Accusing me of haranging her to jump off a diving board has similarities to accusing me of haranguing her while trying to teach her calculus. I am worse at calculus than I am at swimming and diving off of diving boards.

The pattern here is one of her choosing the only explanation for a memory of me, a memory that is consistent with her chosen view of me. She cannot tolerate the idea that there is another explanation of this memory of me, a kinder gentler explanation. She prefers the one of me as being a meanie.

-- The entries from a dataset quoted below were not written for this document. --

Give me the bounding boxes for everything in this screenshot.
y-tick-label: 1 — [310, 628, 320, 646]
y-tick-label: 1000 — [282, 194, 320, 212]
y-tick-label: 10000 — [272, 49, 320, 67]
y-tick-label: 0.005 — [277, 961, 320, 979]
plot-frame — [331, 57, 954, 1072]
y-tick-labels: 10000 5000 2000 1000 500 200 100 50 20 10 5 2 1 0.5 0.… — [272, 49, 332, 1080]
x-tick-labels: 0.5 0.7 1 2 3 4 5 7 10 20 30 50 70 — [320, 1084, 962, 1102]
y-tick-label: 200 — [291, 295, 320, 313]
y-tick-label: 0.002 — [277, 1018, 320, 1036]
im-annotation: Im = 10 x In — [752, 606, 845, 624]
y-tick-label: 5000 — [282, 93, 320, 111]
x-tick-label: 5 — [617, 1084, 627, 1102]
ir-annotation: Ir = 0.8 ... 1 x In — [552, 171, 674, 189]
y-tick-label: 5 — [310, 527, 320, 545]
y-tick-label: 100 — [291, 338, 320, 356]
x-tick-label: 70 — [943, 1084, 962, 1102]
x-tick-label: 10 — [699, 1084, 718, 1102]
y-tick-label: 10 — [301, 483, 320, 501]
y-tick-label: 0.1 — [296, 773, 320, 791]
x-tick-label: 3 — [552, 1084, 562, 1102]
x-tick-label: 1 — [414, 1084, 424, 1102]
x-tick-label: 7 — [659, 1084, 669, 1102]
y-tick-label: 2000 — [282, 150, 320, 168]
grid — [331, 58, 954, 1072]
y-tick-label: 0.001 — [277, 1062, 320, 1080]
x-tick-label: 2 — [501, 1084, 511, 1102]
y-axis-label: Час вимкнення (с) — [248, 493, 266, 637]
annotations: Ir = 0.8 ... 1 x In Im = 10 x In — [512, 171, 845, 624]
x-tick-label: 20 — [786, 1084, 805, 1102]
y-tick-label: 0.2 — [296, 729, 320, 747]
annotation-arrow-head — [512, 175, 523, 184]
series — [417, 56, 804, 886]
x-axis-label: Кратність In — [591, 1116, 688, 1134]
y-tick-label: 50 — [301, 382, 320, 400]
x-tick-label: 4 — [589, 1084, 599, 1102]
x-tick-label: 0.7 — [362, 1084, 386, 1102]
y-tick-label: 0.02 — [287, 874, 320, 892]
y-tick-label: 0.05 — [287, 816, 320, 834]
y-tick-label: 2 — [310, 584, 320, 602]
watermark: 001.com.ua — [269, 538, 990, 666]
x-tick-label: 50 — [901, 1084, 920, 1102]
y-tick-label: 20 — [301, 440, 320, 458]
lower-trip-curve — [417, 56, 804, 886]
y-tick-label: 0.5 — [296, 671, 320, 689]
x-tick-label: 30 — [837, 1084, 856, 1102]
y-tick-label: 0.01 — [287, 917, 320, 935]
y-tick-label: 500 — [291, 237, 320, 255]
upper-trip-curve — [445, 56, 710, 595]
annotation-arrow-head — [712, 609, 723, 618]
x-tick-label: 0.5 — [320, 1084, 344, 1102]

Me? Mean? It has only been in recent years that I can bring myself to kill a spider when I find it in the house and only if it is a great inconvenience to catch it, open the window, and put it outside. For much of my life I have struggled with being assertive, with going ahead and doing things that are important to me rather than choosing what makes someone else happy. I spend a fair amount of my time helping other people with no recompense to me of anything except an occasional thank you. I made countless choices in my life where I put both my daughter and her father first, just as many women who are mothers and wives do. Yet my daughter chooses to remember me as the mean mother who harangued her on a diving board and to vilify me because I defend myself.

If this has happened to you that an estranged relative tells people things about you that didn't happen in the way that they say that they happened, perhaps this is the explanation, that the memory fits in with how they want to see you. All the positive things that happened don't fit with the memory so they don't share those memories with people or even think about the positive memories themselves.

In the movie The Squid and The Whale, the turning point for the older son in his perception of his divorcing parents was when the therapist asks him to recall a positive memory and he remembers visiting the diorama at the Museum with his mother and how he and his mother would talk about the visit to the museum when they were home by themselves in the pleasant quiet with no one else around. When he remembers the positive, allows himself to remember the positive, he sees his parents in a different light and he changes too. But in his case, perhaps he wanted to change.

If someone doesn't want to change, then there is no hope for change. I've known a number of people in my life who don't want to change and they have convinced me of that. If someone wants to see you in a certain way, regardless of how inconsistent with the facts that way is, then that is the way that they will see you.